Bunker HillI was recently on vacation with the family. We did the Griswold family version of an eastern United States holiday tour. We hit all of the sites from Washington D.C. to Maine and, for a short time, I was able to put the elevator industry in the rear-view mirror and think about whale-watching and cannoli’s. But then came Boston.

The family and I loaded up on bottled water and all eight of us hit the Boston Freedom Trail. We started out at Boston Common, breezed past the Robert Gould Shaw monument and looked around the Park Street Church.  The cemeteries were interesting as was the King’s Chapel and the site of the Boston Massacre. Few dropped out of the tour and trudged back to the Commons.

But then came the USS Constitution, a few more turned around and the final blow to all but three of us loomed tall on the horizon. Bunker Hill. Myself, my son and his wife continued up through the winding streets until we were greeted by Colonel William Prescott, wielding a sword and a grimace in front of a towering obelisk.

I am not complaining. The tour was fantastic. We saw all the sites you could ever want to, but they neglect to tell you at the very end of all that walking is a monument at the crest of Bunker Hill. The impressive tower overlooks the city, the harbor and the surrounding area and sits there as a reminder of the Revolutionary War. But to me it was also a personal challenge to climb to the top. It was like Everest to Hillary and Norgay. I had to give it a go.

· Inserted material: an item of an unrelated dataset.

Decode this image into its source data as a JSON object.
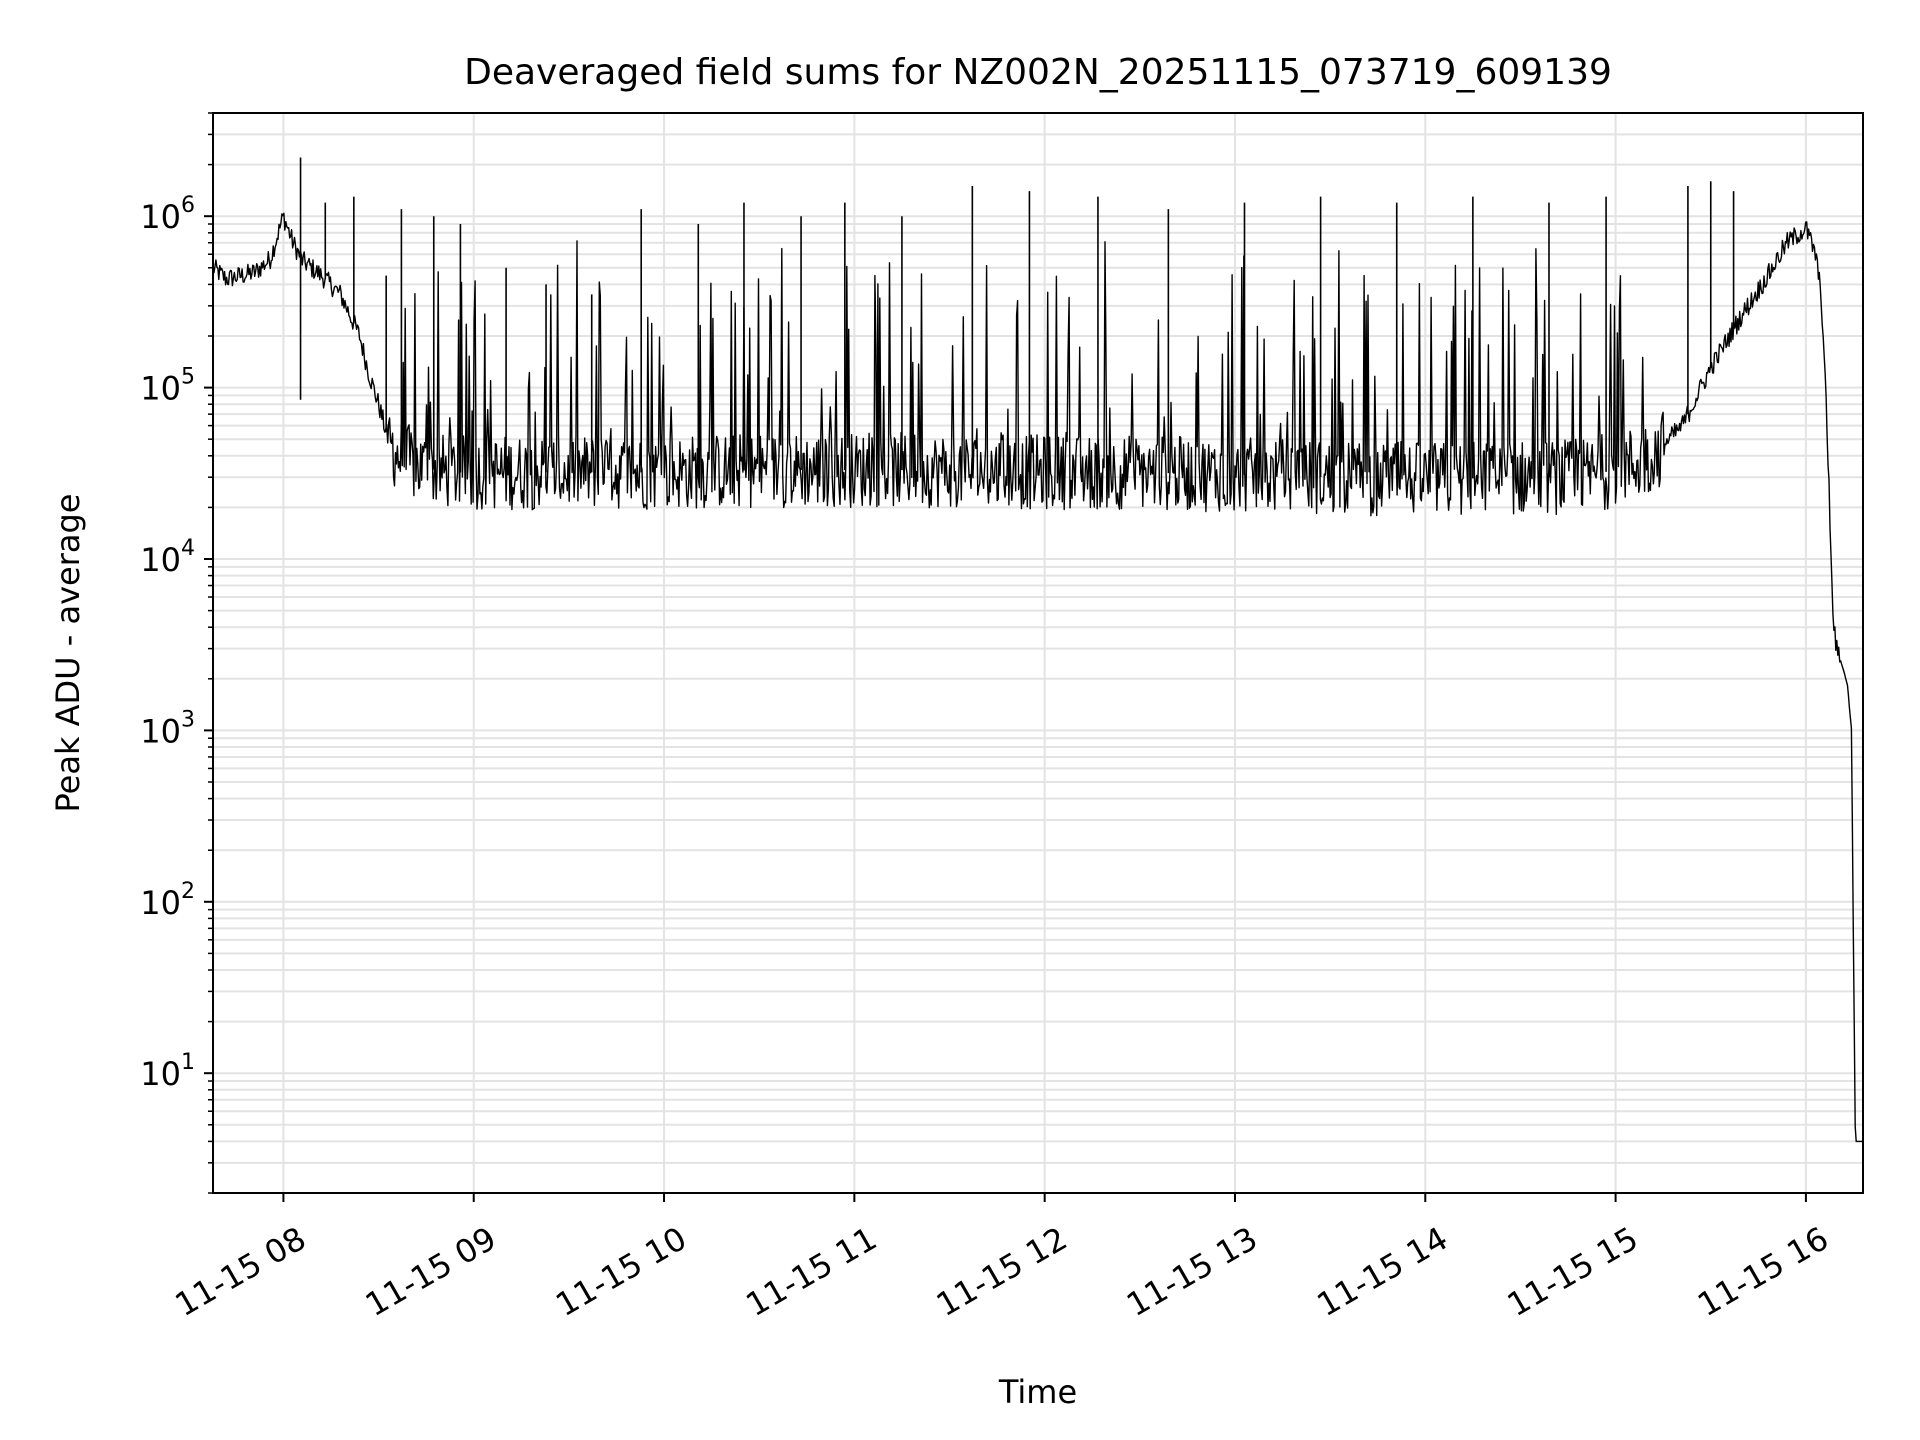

I started off strong, literally jogging up the first 75 steps (I know this because they are numbered), making way for others coming down the narrow spiral staircase and left my son and daughter-in-law in the dust. But, by step 150, they caught up and passed me as I slowed to a snail’s pace. But I persevered and dragged my weary rear-end the remainder of the 294 steps to the very apex of the monument. If I only had a flag to plant!

View from the TopIn my mind, when I finally reached the zenith, with my oxygen- depleted brain dizzied by the experience, my only thought was, “Where is the elevator?” After all the Washington Monument in DC has one; why not Bunker Hill?

When one was not available, I took it a step further and began thinking, “This is what it must feel like if your elevator is broken in your apartment building. Trudging up step-after-step, exhausted especially after a full day of work. And heaven forbid you have to carry groceries or deliveries. Or even worse, what if you have a disability of some sort?” For this reason the elevator repair business and elevator technicians are crucial; they need to be timely and ready to fix any problem. Thank goodness most are.

However, if your business or apartment complex is not having good luck with elevator repairs, remember my story about Bunker Hill and the people that need to take your elevators up and down. They are relying on you! To give good service, it is perfectly fine to complain to the repair company, call supervisors and shop for another service. If you are like most businesses, your elevator is in good repair and when it does fail, it is fixed right away, thanks to the guys that are keeping you moving up and down. They deserve a handshake and a thank you.

I had a choice as to whether I climbed 294 steps for a spectacular view of Boston. A person that lives in the fifth floor of an apartment complex doesn’t and they are counting on you.